A Republican congressman who opposes President Donald Trump’s emergency border wall declaration said Sunday he believes Trump “is violating our constitutional system” with the declaration.

The comments from Rep. Justin Amash of Michigan, who serves on the House Oversight Committee, came as he discussed the declaration, which Trump made last month to unlock additional funding to construct his proposed wall along the southern border.

“I think the President is violating our constitutional system. And I don’t think Congress can grant legislative powers to the President by statute,” Amash told CNN’s Jake Tapper on “State of the Union.” “You can’t just pass a statute that says, ‘The President now has appropriations power and bypass Congress.’ ”

Amash said he thinks his Republican colleagues who support the move are abdicating their constitutional responsibilities, but that he doesn’t “think that they are all intending to do that.” He added that Republican members of Congress who argue the President was granted this power by Congress are probably not “thinking to themselves, ‘Oh, I just want the President to violate the Constitution.’ ”

Amash, who is one of 13 Republicans in the House who voted with Democrats to pass a measure to block Trump’s declaration, told Tapper that “we have to protect our own power.”

The measure will now be considered in the Senate, where, Amash said, he’s “hopeful many Republican senators will agree.”

Not ruling out a 2020 bid

Amash, who was first elected to Congress in 2010, declined on Sunday to rule out a possible 2020 presidential run as a Libertarian candidate.

“Well, I would never rule anything out.
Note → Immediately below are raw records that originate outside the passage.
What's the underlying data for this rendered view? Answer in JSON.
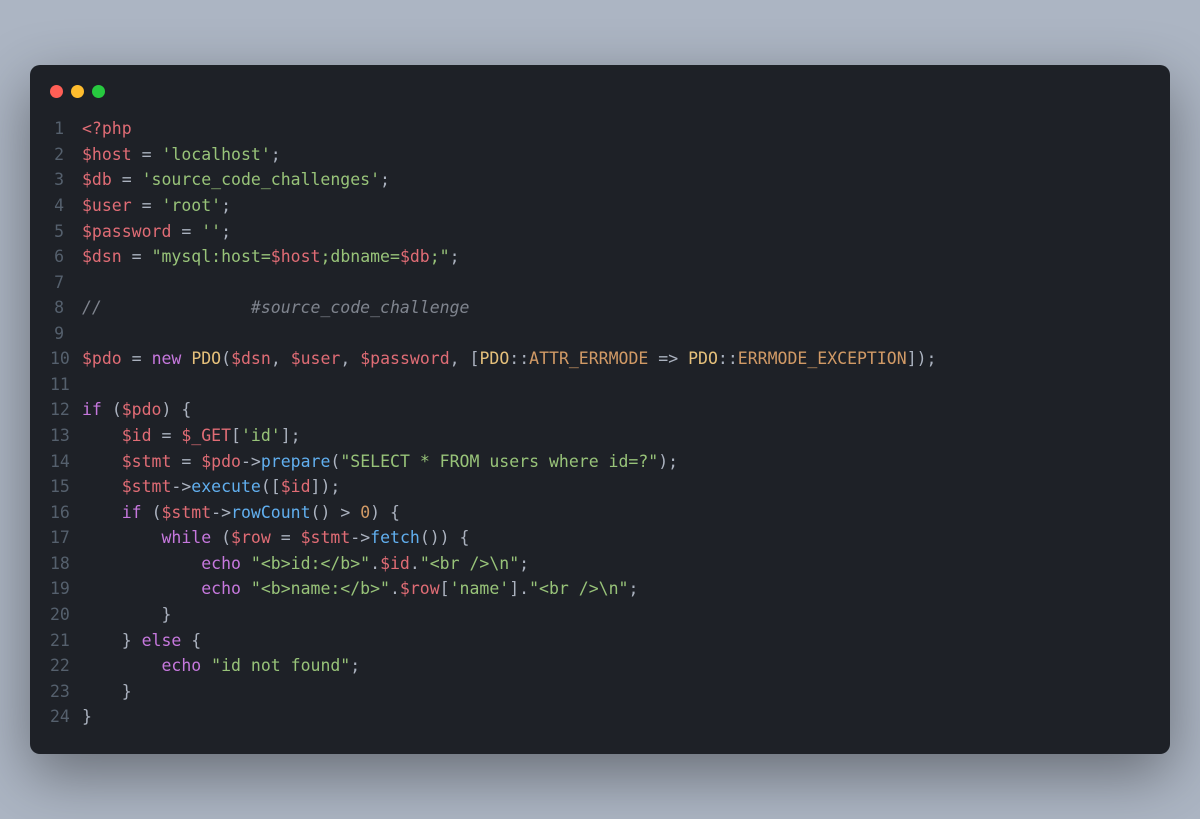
{
  "window": {
    "dots": [
      "red",
      "yellow",
      "green"
    ]
  },
  "code": {
    "lines": [
      {
        "n": "1",
        "tokens": [
          [
            "t-tag",
            "<?php"
          ]
        ]
      },
      {
        "n": "2",
        "tokens": [
          [
            "t-var",
            "$host"
          ],
          [
            "t-op",
            " = "
          ],
          [
            "t-str",
            "'localhost'"
          ],
          [
            "t-punc",
            ";"
          ]
        ]
      },
      {
        "n": "3",
        "tokens": [
          [
            "t-var",
            "$db"
          ],
          [
            "t-op",
            " = "
          ],
          [
            "t-str",
            "'source_code_challenges'"
          ],
          [
            "t-punc",
            ";"
          ]
        ]
      },
      {
        "n": "4",
        "tokens": [
          [
            "t-var",
            "$user"
          ],
          [
            "t-op",
            " = "
          ],
          [
            "t-str",
            "'root'"
          ],
          [
            "t-punc",
            ";"
          ]
        ]
      },
      {
        "n": "5",
        "tokens": [
          [
            "t-var",
            "$password"
          ],
          [
            "t-op",
            " = "
          ],
          [
            "t-str",
            "''"
          ],
          [
            "t-punc",
            ";"
          ]
        ]
      },
      {
        "n": "6",
        "tokens": [
          [
            "t-var",
            "$dsn"
          ],
          [
            "t-op",
            " = "
          ],
          [
            "t-str",
            "\"mysql:host="
          ],
          [
            "t-str-var",
            "$host"
          ],
          [
            "t-str",
            ";dbname="
          ],
          [
            "t-str-var",
            "$db"
          ],
          [
            "t-str",
            ";\""
          ],
          [
            "t-punc",
            ";"
          ]
        ]
      },
      {
        "n": "7",
        "tokens": []
      },
      {
        "n": "8",
        "tokens": [
          [
            "t-comment",
            "//               "
          ],
          [
            "t-comment",
            "#source_code_challenge"
          ]
        ]
      },
      {
        "n": "9",
        "tokens": []
      },
      {
        "n": "10",
        "tokens": [
          [
            "t-var",
            "$pdo"
          ],
          [
            "t-op",
            " = "
          ],
          [
            "t-kw",
            "new"
          ],
          [
            "t-default",
            " "
          ],
          [
            "t-class",
            "PDO"
          ],
          [
            "t-punc",
            "("
          ],
          [
            "t-var",
            "$dsn"
          ],
          [
            "t-punc",
            ", "
          ],
          [
            "t-var",
            "$user"
          ],
          [
            "t-punc",
            ", "
          ],
          [
            "t-var",
            "$password"
          ],
          [
            "t-punc",
            ", ["
          ],
          [
            "t-class",
            "PDO"
          ],
          [
            "t-punc",
            "::"
          ],
          [
            "t-const",
            "ATTR_ERRMODE"
          ],
          [
            "t-op",
            " => "
          ],
          [
            "t-class",
            "PDO"
          ],
          [
            "t-punc",
            "::"
          ],
          [
            "t-const",
            "ERRMODE_EXCEPTION"
          ],
          [
            "t-punc",
            "]);"
          ]
        ]
      },
      {
        "n": "11",
        "tokens": []
      },
      {
        "n": "12",
        "tokens": [
          [
            "t-kw",
            "if"
          ],
          [
            "t-default",
            " "
          ],
          [
            "t-punc",
            "("
          ],
          [
            "t-var",
            "$pdo"
          ],
          [
            "t-punc",
            ") {"
          ]
        ]
      },
      {
        "n": "13",
        "tokens": [
          [
            "t-default",
            "    "
          ],
          [
            "t-var",
            "$id"
          ],
          [
            "t-op",
            " = "
          ],
          [
            "t-var",
            "$_GET"
          ],
          [
            "t-punc",
            "["
          ],
          [
            "t-str",
            "'id'"
          ],
          [
            "t-punc",
            "];"
          ]
        ]
      },
      {
        "n": "14",
        "tokens": [
          [
            "t-default",
            "    "
          ],
          [
            "t-var",
            "$stmt"
          ],
          [
            "t-op",
            " = "
          ],
          [
            "t-var",
            "$pdo"
          ],
          [
            "t-punc",
            "->"
          ],
          [
            "t-func",
            "prepare"
          ],
          [
            "t-punc",
            "("
          ],
          [
            "t-str",
            "\"SELECT * FROM users where id=?\""
          ],
          [
            "t-punc",
            ");"
          ]
        ]
      },
      {
        "n": "15",
        "tokens": [
          [
            "t-default",
            "    "
          ],
          [
            "t-var",
            "$stmt"
          ],
          [
            "t-punc",
            "->"
          ],
          [
            "t-func",
            "execute"
          ],
          [
            "t-punc",
            "(["
          ],
          [
            "t-var",
            "$id"
          ],
          [
            "t-punc",
            "]);"
          ]
        ]
      },
      {
        "n": "16",
        "tokens": [
          [
            "t-default",
            "    "
          ],
          [
            "t-kw",
            "if"
          ],
          [
            "t-default",
            " "
          ],
          [
            "t-punc",
            "("
          ],
          [
            "t-var",
            "$stmt"
          ],
          [
            "t-punc",
            "->"
          ],
          [
            "t-func",
            "rowCount"
          ],
          [
            "t-punc",
            "() "
          ],
          [
            "t-op",
            ">"
          ],
          [
            "t-default",
            " "
          ],
          [
            "t-num",
            "0"
          ],
          [
            "t-punc",
            ") {"
          ]
        ]
      },
      {
        "n": "17",
        "tokens": [
          [
            "t-default",
            "        "
          ],
          [
            "t-kw",
            "while"
          ],
          [
            "t-default",
            " "
          ],
          [
            "t-punc",
            "("
          ],
          [
            "t-var",
            "$row"
          ],
          [
            "t-op",
            " = "
          ],
          [
            "t-var",
            "$stmt"
          ],
          [
            "t-punc",
            "->"
          ],
          [
            "t-func",
            "fetch"
          ],
          [
            "t-punc",
            "()) {"
          ]
        ]
      },
      {
        "n": "18",
        "tokens": [
          [
            "t-default",
            "            "
          ],
          [
            "t-kw",
            "echo"
          ],
          [
            "t-default",
            " "
          ],
          [
            "t-str",
            "\"<b>id:</b>\""
          ],
          [
            "t-punc",
            "."
          ],
          [
            "t-var",
            "$id"
          ],
          [
            "t-punc",
            "."
          ],
          [
            "t-str",
            "\"<br />\\n\""
          ],
          [
            "t-punc",
            ";"
          ]
        ]
      },
      {
        "n": "19",
        "tokens": [
          [
            "t-default",
            "            "
          ],
          [
            "t-kw",
            "echo"
          ],
          [
            "t-default",
            " "
          ],
          [
            "t-str",
            "\"<b>name:</b>\""
          ],
          [
            "t-punc",
            "."
          ],
          [
            "t-var",
            "$row"
          ],
          [
            "t-punc",
            "["
          ],
          [
            "t-str",
            "'name'"
          ],
          [
            "t-punc",
            "]."
          ],
          [
            "t-str",
            "\"<br />\\n\""
          ],
          [
            "t-punc",
            ";"
          ]
        ]
      },
      {
        "n": "20",
        "tokens": [
          [
            "t-default",
            "        "
          ],
          [
            "t-punc",
            "}"
          ]
        ]
      },
      {
        "n": "21",
        "tokens": [
          [
            "t-default",
            "    "
          ],
          [
            "t-punc",
            "} "
          ],
          [
            "t-kw",
            "else"
          ],
          [
            "t-punc",
            " {"
          ]
        ]
      },
      {
        "n": "22",
        "tokens": [
          [
            "t-default",
            "        "
          ],
          [
            "t-kw",
            "echo"
          ],
          [
            "t-default",
            " "
          ],
          [
            "t-str",
            "\"id not found\""
          ],
          [
            "t-punc",
            ";"
          ]
        ]
      },
      {
        "n": "23",
        "tokens": [
          [
            "t-default",
            "    "
          ],
          [
            "t-punc",
            "}"
          ]
        ]
      },
      {
        "n": "24",
        "tokens": [
          [
            "t-punc",
            "}"
          ]
        ]
      }
    ]
  }
}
That’s not on my radar right now,” he said of a 2020 bid to Tapper. “But I think that it is important that we have someone in there who is presenting a vision for America that is different from what these two parties are presenting.”

Amash told Tapper he believes there is a “wild amount of partisan rhetoric on both sides” and that “Congress is totally broken.”

“I think that we need to return to basic American principles, talk about what we have in common as a people – because I believe we have a lot in common as Americans – and try to move forward together, rather than fighting each other all the time,” Amash said.